Swedish Gambling Review Recommendations Submitted (Update)

18 month enquiry recommends the end of the monopoly system and an 18 percent online gambling tax based on GGR

Lotteriinspektionen director general Håkan Hallstedt, who led an 18-month review of Swedish gambling, has delivered to government the task force’s conclusions and recommendations, in general confirming earlier Reuters insider reports published this week (see previous InfoPowa reports).

Important recommendations from the panel include a proposal that Svenska Spel’s current monopoly over online gambling should be discontinued and replaced with a more liberal licensing system, effectively opening up the market and introducing a more competitive environment.

Such a move would appease the European Commission, which has been urging Sweden to abandon its monopolistic policies.

Another key recommendation is that licensed operators be taxed at 18 percent of GGR – somewhat higher than the European norm of around 15 percent, but lower than neighbouring jurisdiction Denmark, which claims 20 percent of GGR for the taxman.
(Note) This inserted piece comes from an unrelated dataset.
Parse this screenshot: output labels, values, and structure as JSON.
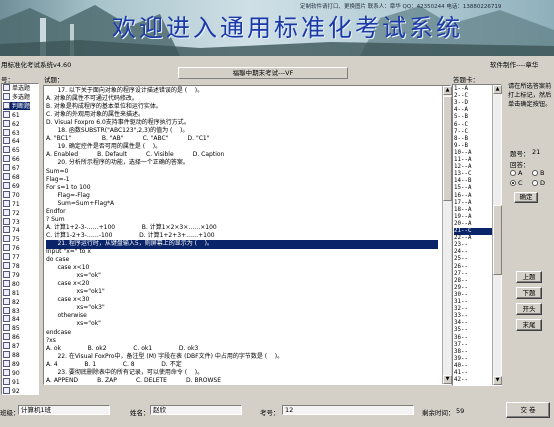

Supporting a reformed industry, the panel recommends a tough and punitive enforcement policy against unlicensed operators in order to protect those who have achieved Swedish licensing under a new dispensation.

In delivering the report, Hallstedt said that the new regulatory framework should encompass all gambling services in land-based casino, lottery, gambling cruise ships, sports betting and iGaming sectors, with an effective target date of January 1 2019.

Industry reports have long suggested that the Swedish government is anxious to bring onshore (and tax) major online gambling companies like Betsson and Kindred-Unibet originating in Sweden but forced by the current system to operate from jurisdictions like Malta

Kindred has already released a statement welcoming the recommendations and urging government to implement same as soon as practicable.

Once the government has considered the report and recommendations, a bill will be introduced to parliament – probably around autumn 2018.